MAJOR GENERAL RICHARD LUCAS MULLENS
MAJOR GENERAL RICHARD LUCAS MULLENS CB CdG(Bel) CdG(Fr)
25 February 1871 - 26 May 1952
The Oaks, School Road, c.1907-1935
By 1907 the small Langham Oaks estate had been bought by Major Richard Lucas Mullens, Adjutant of 2nd Dragoon Guards (then stationed at Colchester). Mullens had been born in Teddington, Middlesex, the son of Mr & Mrs John Mullens of Battle, Sussex, and was married to Leonore, née de Wette. They had four children, two of whom were baptised in Langham, in 1907 and 1908 respectively.
After Eton and Sandhurst, Mullens was commissioned in 1890 as Cornet in the 16th Lancers.

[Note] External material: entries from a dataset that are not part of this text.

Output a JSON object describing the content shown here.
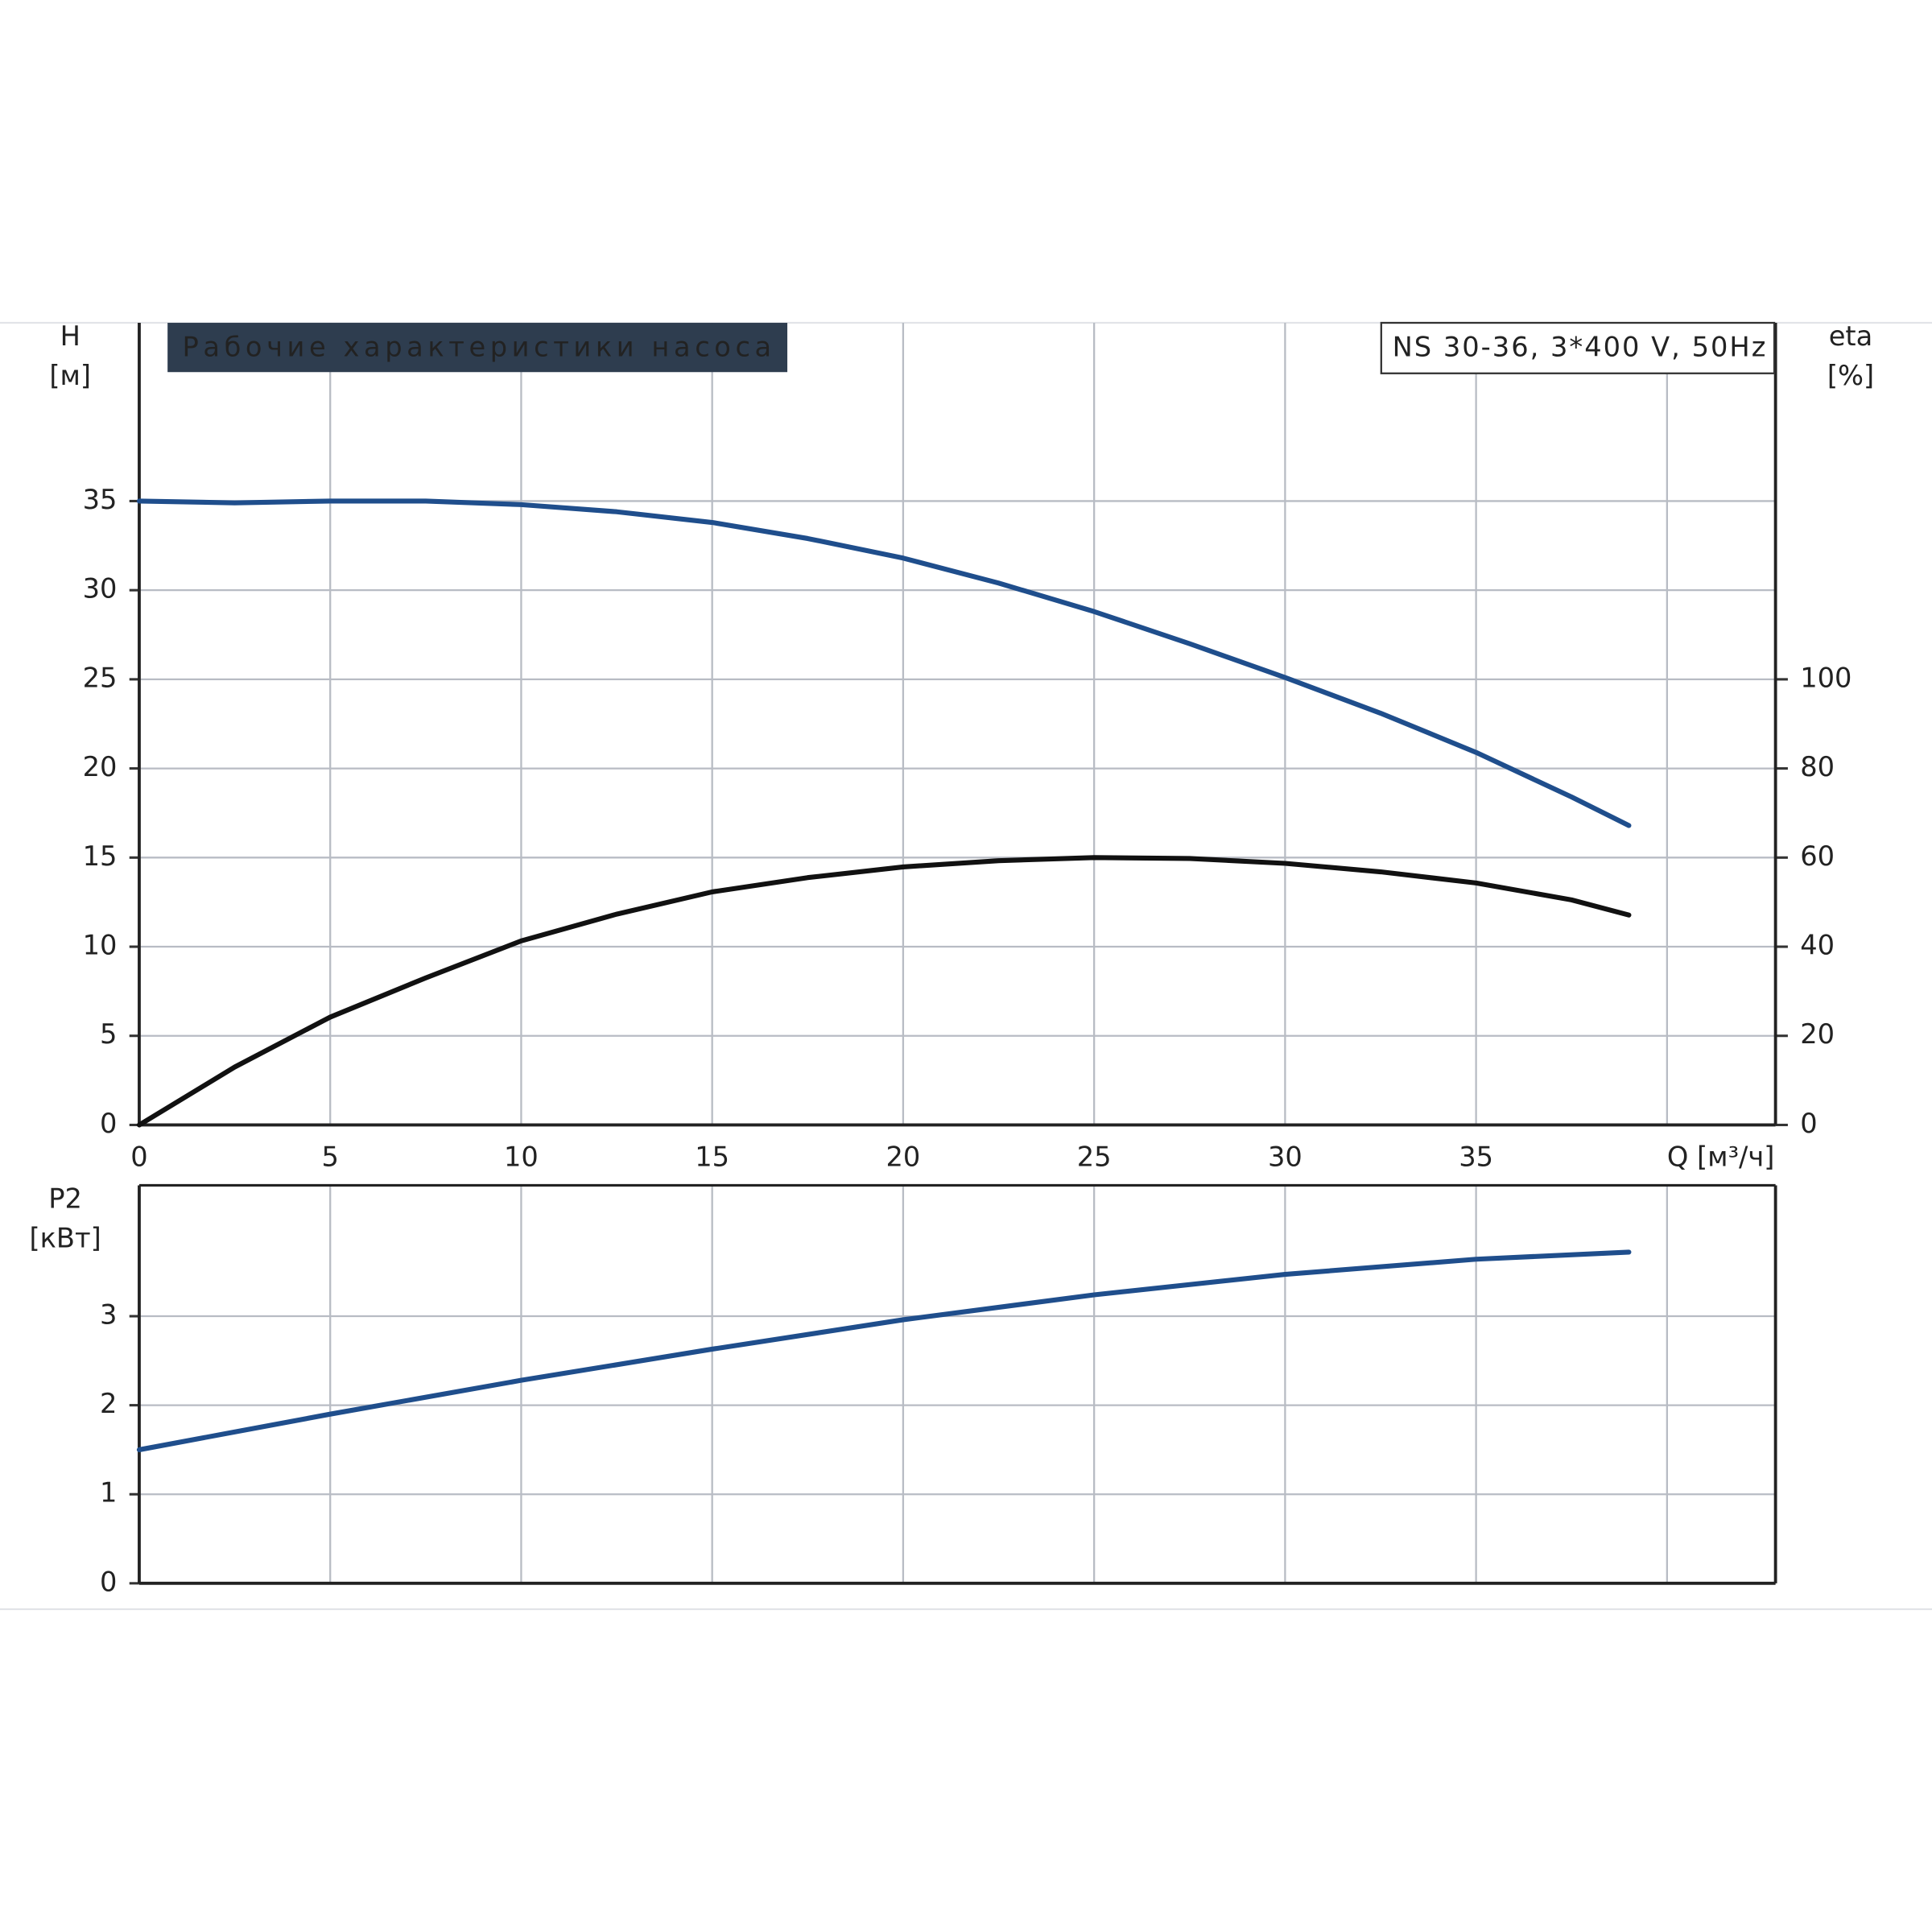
{
  "chart_data": [
    {
      "type": "line",
      "title": "Рабочие характеристики насоса",
      "annotation": "NS 30-36, 3*400 V, 50Hz",
      "ylabel": [
        "H",
        "[м]"
      ],
      "y2label": [
        "eta",
        "[%]"
      ],
      "x": [
        0,
        2.5,
        5,
        7.5,
        10,
        12.5,
        15,
        17.5,
        20,
        22.5,
        25,
        27.5,
        30,
        32.5,
        35,
        37.5,
        39
      ],
      "series": [
        {
          "color": "#1f4e8c",
          "values": [
            35,
            34.9,
            35,
            35,
            34.8,
            34.4,
            33.8,
            32.9,
            31.8,
            30.4,
            28.8,
            27.0,
            25.1,
            23.1,
            20.9,
            18.4,
            16.8
          ]
        },
        {
          "color": "#111111",
          "axis": "y2",
          "values": [
            0,
            13,
            24.2,
            33,
            41.3,
            47.3,
            52.3,
            55.5,
            57.9,
            59.3,
            60,
            59.8,
            58.7,
            56.8,
            54.3,
            50.5,
            47.1
          ]
        }
      ],
      "xlim": [
        0,
        42.84
      ],
      "xticks": [
        0,
        5,
        10,
        15,
        20,
        25,
        30,
        35,
        {
          "value": 40,
          "label": "Q [м³/ч]"
        }
      ],
      "ylim": [
        0,
        45
      ],
      "yticks": [
        0,
        5,
        10,
        15,
        20,
        25,
        30,
        35
      ],
      "y2lim": [
        0,
        180
      ],
      "y2ticks": [
        0,
        20,
        40,
        60,
        80,
        100
      ],
      "grid": true
    },
    {
      "type": "line",
      "ylabel": [
        "P2",
        "[кВт]"
      ],
      "x": [
        0,
        5,
        10,
        15,
        20,
        25,
        30,
        35,
        39
      ],
      "series": [
        {
          "color": "#1f4e8c",
          "values": [
            1.5,
            1.9,
            2.28,
            2.63,
            2.96,
            3.24,
            3.47,
            3.64,
            3.72
          ]
        }
      ],
      "xlim": [
        0,
        42.84
      ],
      "ylim": [
        0,
        4.47
      ],
      "yticks": [
        0,
        1,
        2,
        3
      ],
      "grid": true
    }
  ]
}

He transferred to the 2nd Dragoon Guards, seeing action in the Second Boer War (1899-1902) on Special Service as the regiment’s Adjutant. He was severely wounded and twice Mentioned in Despatches. By the outbreak of the Great War, Mullens had been promoted to Lieutenant Colonel commanding 4th (Royal Irish) Dragoon Guards. He took his regiment to France with the British Expeditionary Force (BEF) in August 1914; outside Mons, it was the very first unit of the BEF to exchange fire with the invading German forces.
Mullens was soon promoted to command 2nd Cavalry Brigade and in May 1915 was badly ‘gassed’ but in October of that year was appointed Major General Commanding 1st Cavalry Division, remaining its highly-regarded GOC for the rest of the war. He was Mentioned in Despatches a further seven times and appointed
Companion of the Bath (CB) in 1917. After the Armistice, his 1st Cavalry Division was given the honour of leading the British Army into the Rhineland on 1st December 1918. He returned with the division to England in April 1919 and retired from the army in 1920.
By the time Mullens returned a considerable acreage had been added to The Oaks estate. Somehow, despite his continuous service on the Western Front, the estate had expanded to include:
- most of the land north of School Road as far as the ridge on the further side
of Black Brook (Godfreys and Nightingale Farm)
- farms south of School Road, including Park Lane Farm.
The house had been enlarged earlier by the addition of a north wing, the main entrance being moved to the junction of the two structures. In the same period, a large garden room was added.
For unknown reasons, Mullens put a large part of the estate up for sale even before he had retired from the army but only part was actually sold. On retirement, he became a notable breeder of Shorthorn cattle and Suffolk Punch horses. He was appointed a Justice of the Peace and was invited by the Langham Parish Council to be its chairman, a position he held for 15 years until he left Langham. During his very active chairmanship, Mullens played a leading part in the erection of the War Memorial Gateway to the Primary School, of which he was also a manager (governor). He was also influential in having the Village Hall built in 1932 at the corner of Perry Lane and Wick Road.
The Mullens left Langham in December 1935 and to live at Devizes, Wiltshire, where Mullens died on 26 th May 1952. His medals were sold by Spink in November 2006 for £4,000.